Status message: Job entrypoint command failed with exit code 1, last available logs (truncated to 20,000 chars):
return request(“post”, url, data=data, json=json, **kwargs)
File “/home/ray/anaconda3/lib/python3.9/site-packages/requests/api.py”, line 59, in request
return session.request(method=method, url=url, **kwargs)
File “/home/ray/anaconda3/lib/python3.9/site-packages/requests/sessions.py”, line 589, in request
resp = self.send(prep, **send_kwargs)
File “/home/ray/anaconda3/lib/python3.9/site-packages/requests/sessions.py”, line 703, in send
r = adapter.send(request, **kwargs)
File “/home/ray/anaconda3/lib/python3.9/site-packages/requests/adapters.py”, line 519, in send
raise ConnectionError(e, request=request)
requests.exceptions.ConnectionError: HTTPConnectionPool(host=‘127.0.0.1’, port=8000): Max retries exceeded with url: /test/serving_request/ (Caused by NewConnectionError(‘<urllib3.connection.HTTPConnection object at 0x7f52e007ec10>: Failed to establish a new connection: [Errno 111] Connection refused’))

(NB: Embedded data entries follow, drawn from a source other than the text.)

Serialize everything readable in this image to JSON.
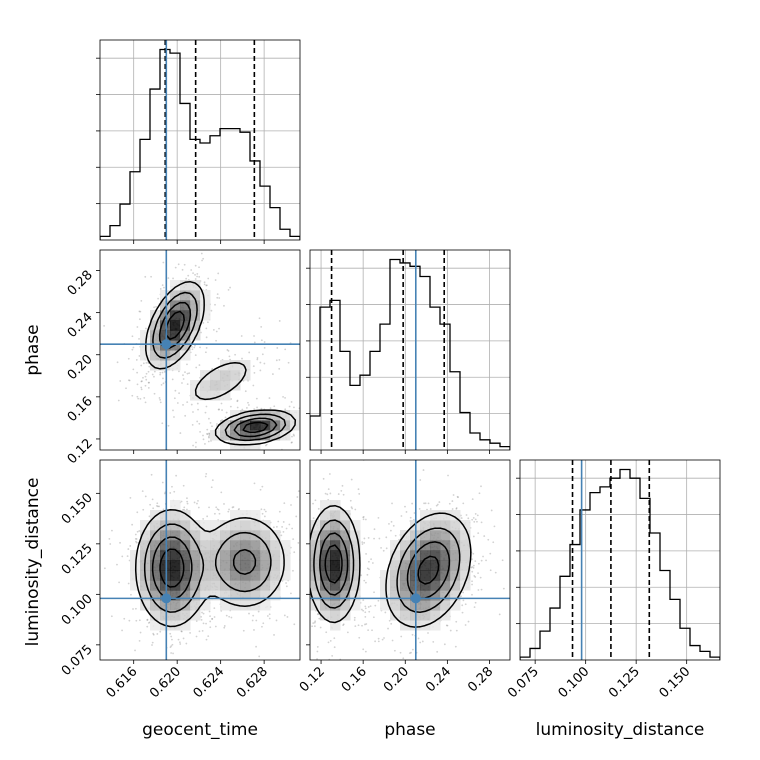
{
  "chart_data": {
    "type": "corner",
    "parameters": [
      "geocent_time",
      "phase",
      "luminosity_distance"
    ],
    "axis_labels": {
      "geocent_time": "geocent_time",
      "phase": "phase",
      "luminosity_distance": "luminosity_distance"
    },
    "ranges": {
      "geocent_time": [
        0.6129,
        0.6313
      ],
      "phase": [
        0.1095,
        0.2995
      ],
      "luminosity_distance": [
        0.0675,
        0.1665
      ]
    },
    "ticks": {
      "geocent_time": [
        "0.616",
        "0.620",
        "0.624",
        "0.628"
      ],
      "phase": [
        "0.12",
        "0.16",
        "0.20",
        "0.24",
        "0.28"
      ],
      "luminosity_distance": [
        "0.075",
        "0.100",
        "0.125",
        "0.150"
      ],
      "luminosity_distance_y": [
        "0.075",
        "0.100",
        "0.125",
        "0.150"
      ]
    },
    "truths": {
      "geocent_time": 0.619,
      "phase": 0.21,
      "luminosity_distance": 0.098
    },
    "quantiles": {
      "geocent_time": [
        0.6189,
        0.6217,
        0.6271
      ],
      "phase": [
        0.13,
        0.198,
        0.237
      ],
      "luminosity_distance": [
        0.0935,
        0.1125,
        0.1315
      ]
    },
    "histograms": {
      "geocent_time": [
        1,
        4,
        10,
        19,
        28,
        42,
        53,
        52,
        38,
        28,
        27,
        29,
        31,
        31,
        30,
        22,
        15,
        9,
        3,
        1
      ],
      "phase": [
        10,
        42,
        44,
        29,
        19,
        22,
        29,
        37,
        56,
        55,
        54,
        51,
        42,
        37,
        23,
        11,
        5,
        3,
        2,
        1
      ],
      "luminosity_distance": [
        1,
        4,
        10,
        18,
        29,
        40,
        52,
        58,
        60,
        63,
        66,
        63,
        56,
        44,
        31,
        21,
        11,
        5,
        3,
        1
      ]
    },
    "grid": true,
    "colors": {
      "truth": "#4682b4",
      "quantile": "#000000",
      "hist": "#000000",
      "grid": "#b0b0b0",
      "scatter": "#7f7f7f"
    }
  }
}
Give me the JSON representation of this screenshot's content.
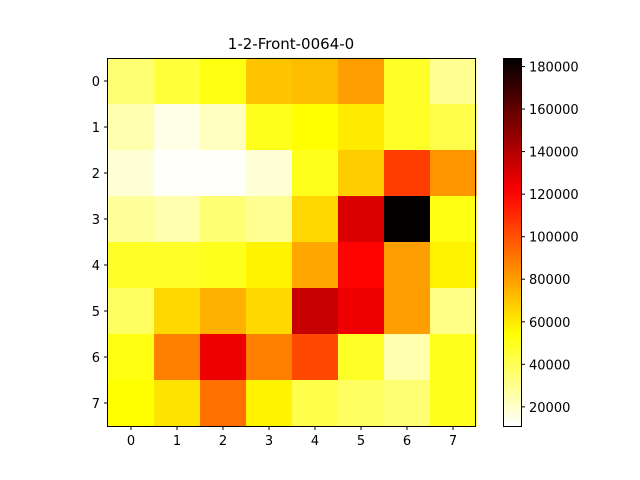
{
  "chart_data": {
    "type": "heatmap",
    "title": "1-2-Front-0064-0",
    "xlabel": "",
    "ylabel": "",
    "x_categories": [
      "0",
      "1",
      "2",
      "3",
      "4",
      "5",
      "6",
      "7"
    ],
    "y_categories": [
      "0",
      "1",
      "2",
      "3",
      "4",
      "5",
      "6",
      "7"
    ],
    "values": [
      [
        35000,
        45000,
        52000,
        70000,
        72000,
        80000,
        48000,
        30000
      ],
      [
        25000,
        15000,
        22000,
        50000,
        55000,
        60000,
        48000,
        42000
      ],
      [
        18000,
        12000,
        12000,
        18000,
        50000,
        68000,
        105000,
        82000
      ],
      [
        28000,
        25000,
        35000,
        30000,
        65000,
        130000,
        183000,
        52000
      ],
      [
        48000,
        48000,
        50000,
        58000,
        78000,
        120000,
        80000,
        58000
      ],
      [
        38000,
        65000,
        75000,
        65000,
        135000,
        125000,
        80000,
        32000
      ],
      [
        52000,
        88000,
        125000,
        88000,
        102000,
        48000,
        25000,
        50000
      ],
      [
        55000,
        62000,
        92000,
        58000,
        42000,
        38000,
        35000,
        50000
      ]
    ],
    "colorbar": {
      "min": 11000,
      "max": 184000,
      "ticks": [
        20000,
        40000,
        60000,
        80000,
        100000,
        120000,
        140000,
        160000,
        180000
      ],
      "tick_labels": [
        "20000",
        "40000",
        "60000",
        "80000",
        "100000",
        "120000",
        "140000",
        "160000",
        "180000"
      ],
      "colormap": "hot_r"
    },
    "grid": false,
    "legend": "colorbar-right"
  }
}
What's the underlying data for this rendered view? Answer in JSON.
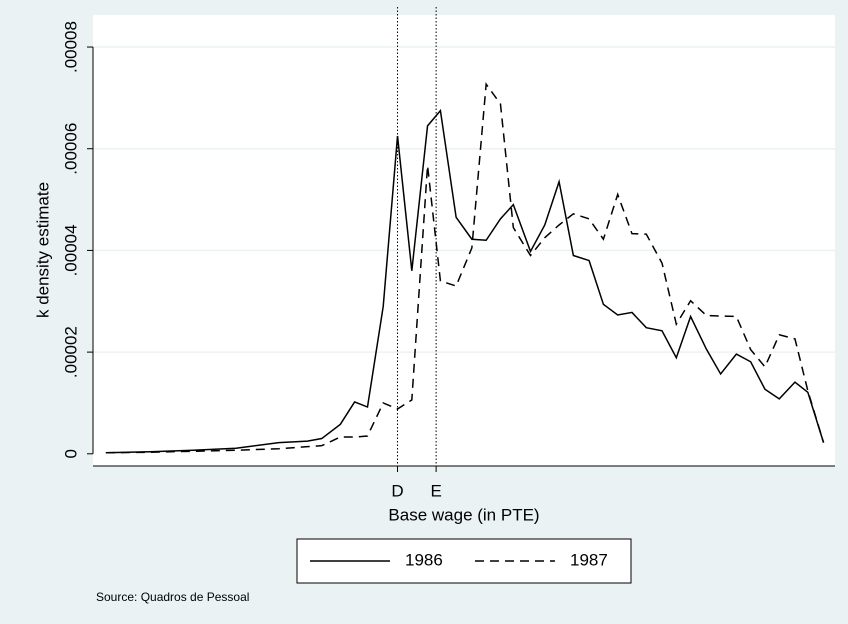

I was trying multiple things for the past 3 to 4 days but i am unable to get the issue.

NOTE: i have max_ongoing_request=30
target_ongoing_request=2
cluster is autoscaling enabled.

I see request is reaching the replica and replica is able to process it but clients is getting disconnected at ray.get
so request is being cancelled in the ray cluster.

As per the documentation,Set Up FastAPI and HTTP — Ray 2.40.0 i set the asyncio.sheild and try and except block as well but still it is facing issue.Please help as i am currently stuck

ERROR:

I see this error in proxy logs.

Replica(id=‘awlg4nty’, deployment=‘PredictionActor’, app=‘default’) within 0.1s. If this happens repeatedly it’s likely caused by high network latency in the cluster. You can configure the deadline using the RAY_SERVE_QUEUE_LENGTH_RESPONSE_DEADLINE_S environment variable.

INFO 2025-01-02 19:33:54,343 proxy 10.200.2.194 203dd7e9-9459-4c21-aa4b-469518ded1e5 – Client for request 203dd7e9-9459-4c21-aa4b-469518ded1e5 disconnected, cancelling request.

Can someone tell me how to set this variable RAY_SERVE_QUEUE_LENGTH_RESPONSE_DEADLINE_S and what is the recommended value?